May 24, 2013 at 3:29 PM  

This is one of the few times I have read a solid descriptions of economic fact. For all of human history, there have been those (usually rulers or other power-hungry folk) who believe they can manipulate an economy - and act surprised when such artificial means ultimately fail. The first and only time in which a society had enough to feed everyone was, ironically, when a nation followed - very imperfectly - a free market system. I say "ironically" because the very freedom of the system means that wealth will be distributed unfairly. That is, some will get rich, some will be poor, but even the poor will have a higher standard of living because the wealthy will be unable to hold onto their wealth if they cannot supply their goods at the prices their target customer can and will pay.
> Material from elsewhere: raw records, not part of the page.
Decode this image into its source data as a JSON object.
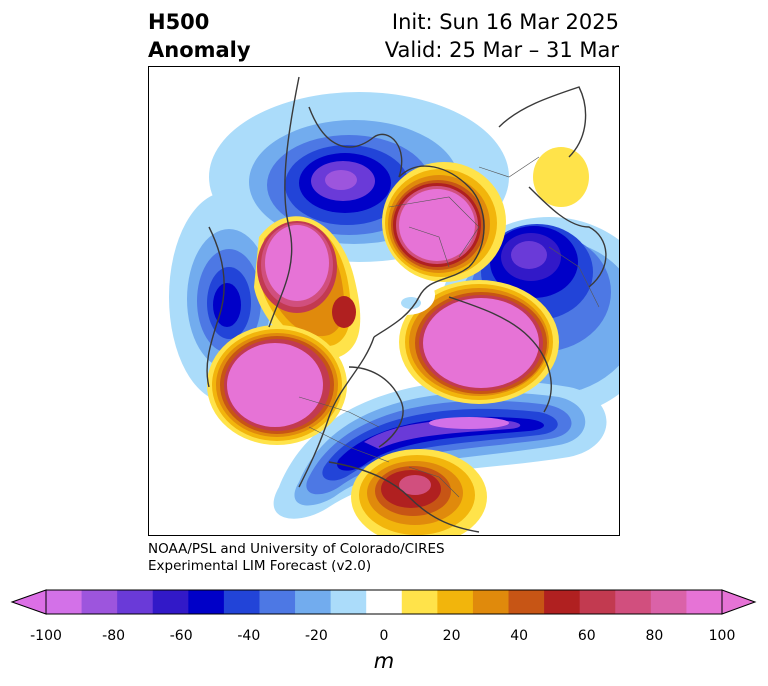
{
  "title": {
    "left_line1": "H500",
    "left_line2": "Anomaly",
    "right_line1": "Init: Sun 16 Mar 2025",
    "right_line2": "Valid: 25 Mar – 31 Mar"
  },
  "credits": {
    "line1": "NOAA/PSL and University of Colorado/CIRES",
    "line2": "Experimental LIM Forecast (v2.0)"
  },
  "colorbar": {
    "units": "m",
    "ticks": [
      "-100",
      "-80",
      "-60",
      "-40",
      "-20",
      "0",
      "20",
      "40",
      "60",
      "80",
      "100"
    ],
    "bins": [
      {
        "range": "<-100",
        "color": "#dc6fe6"
      },
      {
        "range": "-100..-90",
        "color": "#d371e8"
      },
      {
        "range": "-90..-80",
        "color": "#9d55dd"
      },
      {
        "range": "-80..-70",
        "color": "#6a3ad8"
      },
      {
        "range": "-70..-60",
        "color": "#3219c8"
      },
      {
        "range": "-60..-50",
        "color": "#0000c8"
      },
      {
        "range": "-50..-40",
        "color": "#2244d8"
      },
      {
        "range": "-40..-30",
        "color": "#4d78e4"
      },
      {
        "range": "-30..-20",
        "color": "#72acee"
      },
      {
        "range": "-20..-10",
        "color": "#abdcfa"
      },
      {
        "range": "-10..10",
        "color": "#ffffff"
      },
      {
        "range": "10..20",
        "color": "#ffe34a"
      },
      {
        "range": "20..30",
        "color": "#f2b50c"
      },
      {
        "range": "30..40",
        "color": "#e08a0c"
      },
      {
        "range": "40..50",
        "color": "#c75515"
      },
      {
        "range": "50..60",
        "color": "#b02020"
      },
      {
        "range": "60..70",
        "color": "#c23a50"
      },
      {
        "range": "70..80",
        "color": "#d14f7e"
      },
      {
        "range": "80..90",
        "color": "#da62a8"
      },
      {
        "range": "90..100",
        "color": "#e673d6"
      },
      {
        "range": ">100",
        "color": "#e673d6"
      }
    ]
  },
  "anomalies": [
    {
      "name": "alaska-low",
      "sign": "negative",
      "peak": -80
    },
    {
      "name": "siberia-high",
      "sign": "positive",
      "peak": 100
    },
    {
      "name": "scandinavia-low",
      "sign": "negative",
      "peak": -70
    },
    {
      "name": "greenland-high",
      "sign": "positive",
      "peak": 100
    },
    {
      "name": "europe-high",
      "sign": "positive",
      "peak": 100
    },
    {
      "name": "pacific-high",
      "sign": "positive",
      "peak": 100
    },
    {
      "name": "north-atlantic-trough",
      "sign": "negative",
      "peak": -80
    },
    {
      "name": "west-pacific-low",
      "sign": "negative",
      "peak": -70
    },
    {
      "name": "southeast-high",
      "sign": "positive",
      "peak": 90
    },
    {
      "name": "east-asia-high",
      "sign": "positive",
      "peak": 20
    }
  ]
}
Capitalism, like nature, is inherently unfair. Yet every other method of buying, selling, and trading (this includes employment) requires force and loss of freedom. Once someone is forced to work at an artificial price (wage) and/or someone is forced to sell at an artificial price, the bust and boom cycle begins, brings panic, and is as disruptive to our income (food, shelter) as trying to make a peach tree give forth watermelons would be to the tree.

Kickstarter, for all the evils inherent in its system, proves that people will pay for something they want and value. Postpone the payment, and people will pay even more. (The "rainbow" effect of an optimistic future.) The price - in this case, the pledge - is chosen by the buyers. If enough people want a $100 game with polished hickory miniatures, a publisher can get that message immediately - with little chance of a loss...assuming they understand math, budgeting, and economics.

If even more people want a $5 game which suits their needs, a publisher can find out (with Kickstarter or something like it) comparatively quick. Either type of game can profit as high as imaginable -- IF simple economics are followed. And that means sell what people want at the price they want.

It's finding out what people really want (which means much more than just asking them) that is the first rule. Can you make it or create it at a price they'll pay - AND ensure the right customers (those who want it and have the money for it) know it is available?

"Economics" is merely our word for facts which already exist. We can work with those facts or work against them. Our success will be like those who choose to work with the facts of How to Swim as opposed to those who just splash around.